1. A multi-angle adjustable spraying device for automated painting of steel structures, comprising an I-beam (1), wherein a track platform (2) is provided on one side of the I-beam (1), characterized in that: It also includes a painting assembly for painting the I-beam (1), the painting assembly being disposed on the top surface of the I-beam (1), the painting assembly including: a connecting pipe seat (4), the connecting pipe seat (4) being disposed on the top surface of the I-beam (1), the connecting pipe seat (4) having movable arms (5) respectively movably sleeved inside both ends of the connecting pipe seat (4), a fixed pipe (6) being connected through one side of the movable arm (5), and an electric push rod (7) being fixedly sleeved on the inner circular wall of the fixed pipe (6), the electric push rod (7) being... A drive motor (8) is installed at one end of the telescopic shaft of the rod (7). A support tube (9) is connected to one end of the drive shaft of the drive motor (8). A nozzle frame module (10) is fixedly installed at one end of the support tube (9). Vertical nozzles (11) are installed on the top and bottom surfaces of the nozzle frame module (10). A horizontal nozzle (12) is installed on one side of the nozzle frame module (10). A moving mechanism for moving the moving arm (5) laterally is provided inside the moving arm (5).

2. The multi-angle adjustable spraying device for automated painting of steel structures according to claim 1, characterized in that, The moving mechanism includes: a fixed plate (15), which is fixedly installed inside the moving arm (5). A threaded hole (16) is provided on one side of the fixed plate (15). A lead screw (14) is threadedly connected to the inner circular wall of the threaded hole (16). A dual-axis motor (13) is fixedly installed on the inner bottom surface of the connecting tube seat (4). The drive shaft of the dual-axis motor (13) is fixedly installed with the lead screw (14).

3. The multi-angle adjustable spraying device for automated painting of steel structures according to claim 2, characterized in that, The top surface of the track platform (2) is provided with a robotic arm vehicle assembly (3). The robotic arm vehicle assembly (3) moves on the track of the track platform (2) by moving wheels. The threaded hole (16), the electric push rod (7) and the drive motor (8) are all electrically connected to the controller module of the robotic arm vehicle assembly (3).

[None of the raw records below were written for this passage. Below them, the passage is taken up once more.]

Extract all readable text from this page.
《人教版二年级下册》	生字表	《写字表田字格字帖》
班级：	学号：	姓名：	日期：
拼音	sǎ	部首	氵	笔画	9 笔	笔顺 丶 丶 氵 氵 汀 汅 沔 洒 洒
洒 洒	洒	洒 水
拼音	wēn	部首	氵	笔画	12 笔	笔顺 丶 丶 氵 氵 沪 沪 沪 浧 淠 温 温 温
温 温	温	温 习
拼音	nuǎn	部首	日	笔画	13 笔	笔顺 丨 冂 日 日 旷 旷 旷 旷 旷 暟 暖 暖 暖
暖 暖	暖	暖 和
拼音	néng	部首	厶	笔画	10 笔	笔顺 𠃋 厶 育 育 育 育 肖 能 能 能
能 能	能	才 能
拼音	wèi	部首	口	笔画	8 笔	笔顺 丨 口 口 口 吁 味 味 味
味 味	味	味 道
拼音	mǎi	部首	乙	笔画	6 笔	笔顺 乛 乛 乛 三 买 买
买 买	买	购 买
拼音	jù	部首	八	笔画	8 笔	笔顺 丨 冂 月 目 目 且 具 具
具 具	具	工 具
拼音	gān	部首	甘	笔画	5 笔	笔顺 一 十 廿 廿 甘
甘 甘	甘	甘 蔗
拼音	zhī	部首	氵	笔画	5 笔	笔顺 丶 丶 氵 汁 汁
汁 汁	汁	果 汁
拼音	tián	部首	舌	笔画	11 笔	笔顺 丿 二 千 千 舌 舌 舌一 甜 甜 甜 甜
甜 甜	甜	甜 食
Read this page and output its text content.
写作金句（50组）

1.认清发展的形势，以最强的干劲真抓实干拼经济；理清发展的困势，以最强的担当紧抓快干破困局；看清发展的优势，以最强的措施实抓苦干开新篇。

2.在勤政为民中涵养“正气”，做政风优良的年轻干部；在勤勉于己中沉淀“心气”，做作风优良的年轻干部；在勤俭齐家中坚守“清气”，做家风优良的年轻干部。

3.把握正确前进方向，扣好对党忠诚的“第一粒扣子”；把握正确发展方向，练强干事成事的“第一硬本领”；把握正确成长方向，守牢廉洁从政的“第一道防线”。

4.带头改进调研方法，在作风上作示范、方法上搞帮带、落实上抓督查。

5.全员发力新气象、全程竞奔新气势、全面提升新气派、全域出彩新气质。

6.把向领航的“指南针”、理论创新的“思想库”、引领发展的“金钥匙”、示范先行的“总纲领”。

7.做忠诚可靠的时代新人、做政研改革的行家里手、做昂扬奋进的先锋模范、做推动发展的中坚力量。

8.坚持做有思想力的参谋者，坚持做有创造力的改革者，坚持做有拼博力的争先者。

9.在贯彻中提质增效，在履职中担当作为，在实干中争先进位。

4. The multi-angle adjustable spraying device for automated painting of steel structures according to claim 2, characterized in that, One end of the lead screw (14) is fixedly installed with a limit post (22).

5. The multi-angle adjustable spraying device for automated painting of steel structures according to claim 1, characterized in that, The bottom surface of the I-beam (1) is provided with two support platforms (17) for supporting it.

6. The multi-angle adjustable spraying device for automated painting of steel structures according to claim 5, characterized in that, A fixed frame (20) is fixedly installed on the bottom surface of the support platform (17). A double-eared hydraulic cylinder (19) is hinged to one side of the fixed frame (20). An L-shaped flipping frame (18) is hinged to the telescopic end of the double-eared hydraulic cylinder (19). A second circular through hole is opened on one side of the L-shaped flipping frame (18). A fixed column (21) is movably sleeved on the inner wall of the second circular through hole. The fixed column (21) is fixedly installed on the support platform (17).